Ertesi gün muhtar kırılan camları değiştirmeye adam yolladı. Sağ olsun fazla zaman almadan hepsini değiştirdi. Camcı tam çıkmak üzereyken iki adet boyacı geldi, baktım elleri pek yavaş; aldım ellerinden fırçayı başladım kendim yapmaya. Onlar da benden hırslanıp hem düzgün hem de çabuk çabuk yapmaya başladılar. Sabah 9’da başladığımız boyayı ikindi vakti beş gibi bitirmiştik. Kendimi lojmana zor attım, öyle ki yüzüme bulaşan boya izlerini bile silmeyi unutup ertesi gün muhtarın karşısına öyle çıkmıştım. Boyalar yapıldıktan sonra sınıflara halıflex döşenmesi için ilçeden usta geldi. Sadece sınıflara döşenmesini istedim. Çocuklarım içeriye ayakkabılarını çıkarıp girecek, yumuşak yere basacak ve kendini evlerinde gibi hissedeceklerdi. Tüm gün ayakkabılarının içinde ayakları daralmayacaktı. Hem böylece “okul evimizdir, temiz tutalım.” bilincini de kazandırmayı hedefliyordum. Perdeleri kendim yıkadım. Daha önce elimde kıyafet yıkamıştım ama perde yıkamak bir ilkti. Güçsüz zayıf kollarıma rağmen işin üstesinden iyi gelmiştim ki hep ben yıkamıştım sonraları da.
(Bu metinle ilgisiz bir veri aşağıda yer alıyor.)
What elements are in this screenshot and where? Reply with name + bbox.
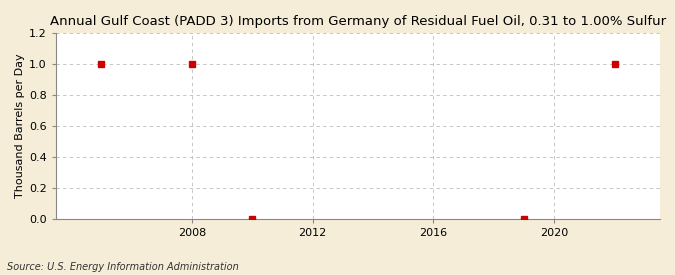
Title: Annual Gulf Coast (PADD 3) Imports from Germany of Residual Fuel Oil, 0.31 to 1.: Annual Gulf Coast (PADD 3) Imports from … xyxy=(50,15,666,28)
Text: Source: U.S. Energy Information Administration: Source: U.S. Energy Information Administ… xyxy=(7,262,238,272)
Y-axis label: Thousand Barrels per Day: Thousand Barrels per Day xyxy=(15,54,25,199)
Ertesi gün okula gitmek için lojmandan çıkarken kapının önünde köyün kadınlarını gördüm. Artık bugün genel anlamda temizlik yapılacak ve okul eski güzel günlerine kavuşacaktı. Ellerinde kova, üç beş bez. Kendi yaptıkları sabunlarla beni bekliyorlardı. Tüm güzel heveslerimle birinin koluna girip okul yolunu tuttuk. Öğretmen olarak görev dağılımı yapmalıydım. Dört kişiyi bahçe temizliğinden sorumlu tuttum, iki kişi tahtaları pür-i pak edecekti. Her sınıfa üçer kişi vererek, sıraları silip kurulamasını söyledim. İkişer kişi camları silecekti sonra perdeler asılacaktı. Koridorları temizlemesi içinde birkaç genç kıza görevlendirme yaptım. Ben de kendimden büyük panoları duvara asmak ile meşguldüm. Çocuklarımın oraya asacakları şiirleri, hikayeleri, resimleri düşündükçe mutlu oluyordum. Ya da tam olarak hayalim olan bu mesleği iliklerime kadar yaşamanın tatlı yorgunluğu içerisindeydim. Kendi kendime gülümserken Hatice teyze “sevdalı galiba bu öğretmen.” dedi bana. Ona da gülümsedim sadece, bilseydi yüreğimde ki geleceğe taşıyacağım öğrencilerime olan sevdamı, anlardı tabii gülümsememin sebebini. 

Biz tatlı tatlı iş yaptığımız sırada dışarıdan birkaç bağrışma sesi geldi. Ne olduğunu anlamak için dışarı çıktım. Kahvehanede gördüğüm uzun bıyıklı, sivri burunlu adamlardan biri en önde, geride de on on beş kişilik bir grup elleri belinde bekliyorlardı. Alacaklısından borcunu istemeye gelmiş gibi bir halleri vardı. Hepsi tahminen eşleri olan kadınların isimlerini söylüyordu. “Ayşe!”, “Naciye!”, ”Hatice gel çabuk buraya!” Ne olduğunu anlamadan bana yardım eden tüm kadınlar bana bakıp mahcup olmuş bir surat ile yanımdan ayrıldılar. Meğerse muhtar kahvehanede köylülere haber uçurup, eşlerinin okulda olduğunu ve temizlik yaptığını söylemiş. Neymiş efendim “çocukların okula gitmesine ne gerek varmış, okuyan adam mı olmuyormuş, hele kızlar hiç okula gidemezmiş.” Bu yüzden kadınların da yardım etmesine sinirlenmişler. Giderken orta yaşlı olanlardan biri “bizim okula gönderecek çocuğumuz yok öğretmen hanım! Hiç boşa uğraşma buralar için sen.” dedi. Yüreğime bir taş koyup adımlarını toprak yolda atmaya devam etti. Hava kararmak üzereydi, sanki gece günü esir aldıkça benim içimdeki huzuru da kaçırıp götürüyor gibiydi. Sessizce evin yolunu tutuşumu ve kafamda geçen tonlarca düşünceyi toplamaya çalışarak ilerleme gayretimi asla unutmayacaktım.

Okulların açılmasına bir gün vardı, muhtar bir şey yapamayacağından bahsediyordu. Ben de bir umut diyerek okulda ki tüm işlerimi halletmiş ve rengi solan bayrağımızı değiştirmiştim. Eskisini yastığımın altında dinlenmeye bırakmıştım.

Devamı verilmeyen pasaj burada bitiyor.